Development of PIC-DSMC air breakdown model in the presence of a dielectric: Breakdown time sensitivity to self-absorption and photoemission

摘要

Summary form only given. Electrical breakdown between electrodes in the presence of a dielectric cylinder is simulated using an electrostatic particle-in-cell (PIC) code that models particle-particle collisions using the direct simulation Monte Carlo (DSMC) method. In this talk we will present recent work on sensitivity of the breakdown time delay to the dielectric photoemission yield and to inclusion of self-absorption of photons by the background gas.
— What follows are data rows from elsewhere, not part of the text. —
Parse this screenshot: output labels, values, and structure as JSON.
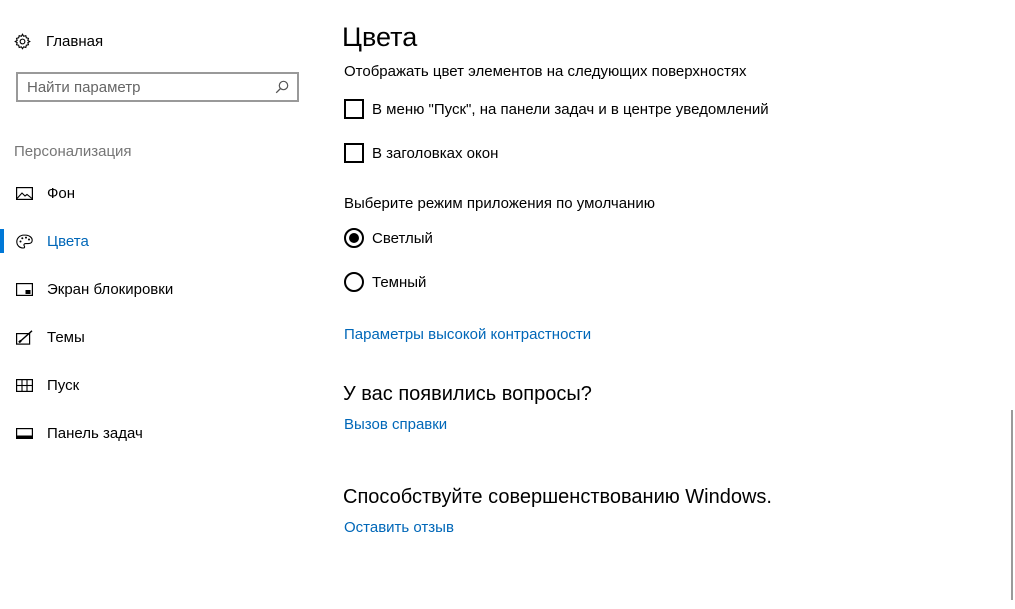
{
  "sidebar": {
    "home_label": "Главная",
    "search_placeholder": "Найти параметр",
    "section_title": "Персонализация",
    "items": [
      {
        "label": "Фон",
        "icon": "picture-icon"
      },
      {
        "label": "Цвета",
        "icon": "palette-icon",
        "selected": true
      },
      {
        "label": "Экран блокировки",
        "icon": "lock-screen-icon"
      },
      {
        "label": "Темы",
        "icon": "themes-icon"
      },
      {
        "label": "Пуск",
        "icon": "start-icon"
      },
      {
        "label": "Панель задач",
        "icon": "taskbar-icon"
      }
    ]
  },
  "main": {
    "title": "Цвета",
    "surfaces_label": "Отображать цвет элементов на следующих поверхностях",
    "checkbox_start": {
      "label": "В меню \"Пуск\", на панели задач и в центре уведомлений",
      "checked": false
    },
    "checkbox_titlebars": {
      "label": "В заголовках окон",
      "checked": false
    },
    "app_mode_label": "Выберите режим приложения по умолчанию",
    "radio_light": {
      "label": "Светлый",
      "checked": true
    },
    "radio_dark": {
      "label": "Темный",
      "checked": false
    },
    "high_contrast_link": "Параметры высокой контрастности",
    "questions_heading": "У вас появились вопросы?",
    "help_link": "Вызов справки",
    "improve_heading": "Способствуйте совершенствованию Windows.",
    "feedback_link": "Оставить отзыв"
  },
  "colors": {
    "accent": "#0078d7",
    "link": "#0067b8",
    "muted_text": "#767676"
  }
}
Validation of the simulation model is being performed against prior experimental data on breakdown across a 13mm rod-to-plane gap with a 10mm dielectric cylinder in the middle1. The dielectric cylinder provides both an electron source by photoemission from low energy photons and enhances the reduced field (thus changing the plasma radiation spectrum)2.The model includes electron-neutral elastic, excitation, ionization, and attachment collision chemistry; ion and photon induced electron emission from surfaces; ion-neutral collisions; and self-absorption, photoionization, and photodissociation. The model tracks excited state neutrals which can be quenched through collisions with the background gas and surfaces or spontaneously emit a photon (isotropically) and transition to a lower state. Each simulated photon from an emission event is given a wavelength based on the transition that includes natural and Doppler broadening3. Emitted photons have an energy dependent probability of causing photoemission from the dielectric or electrode surfaces, as pre-computed by a separate electron Monte Carlo transport code4.